It's a little more tart, but still as satisfyingly salty. If you want to make your "pickle martini" a bit more classy, use a gherkin instead of a standard baby dill.

Adding pickle juice to a Caesar is nothing new to us Canadians, but worth a mention too since we're on the topic of savoury cocktails.

Finishing fried eggs

No one is a stranger to frying eggs at home, but are you doing it properly? Most avid cooks and chefs alike will baste their eggs towards the end with some oil or butter.

Me? Well, I like to use a little butter as well as a couple of tablespoons of pickle brine. The brine seasons the eggs near-perfectly and offers additional flavour, courtesy of its pickling spices.

Think of it as a last-minute marinade for your fried eggs.

Make soup

Perhaps the oddest suggestion of all–at first glance, anyway–using dill pickles and their brine to make soup is one of the most unusually delicious dishes you'll make this spring. For some reason, salty and sour pickles find a harmonious match in a cream-based soup.
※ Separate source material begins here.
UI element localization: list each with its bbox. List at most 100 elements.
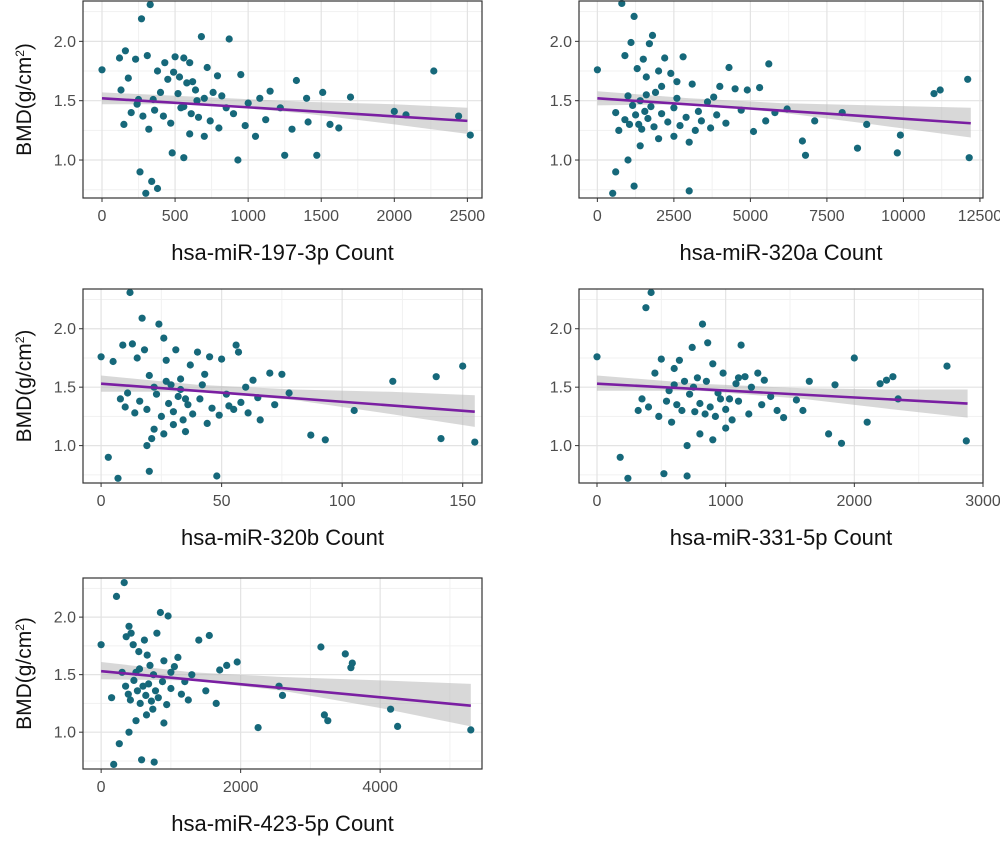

Part of it has to do with the pickles cutting through the richness of the cream, but the other part? Well, I am just chalking it up to magic.

I have my own variation on dill pickle soup you can make easily at home that sees the addition of leeks and dried chilies for a touch of heat.

Marinate meats

Another amazing use for pickle brine is as a marinade for meats. Pork chops and chicken breasts become exponentially more flavourful and juicy when soaked overnight in brine and if you find yourself with a true excess of the salty liquid, you could even brine an entire turkey. It requires some stockpiling of pickle juice, but the pay-off makes it well worth it.

In a similar vein, try substituting vinegar for pickle brine in homemade barbecue sauce recipes for something a little different.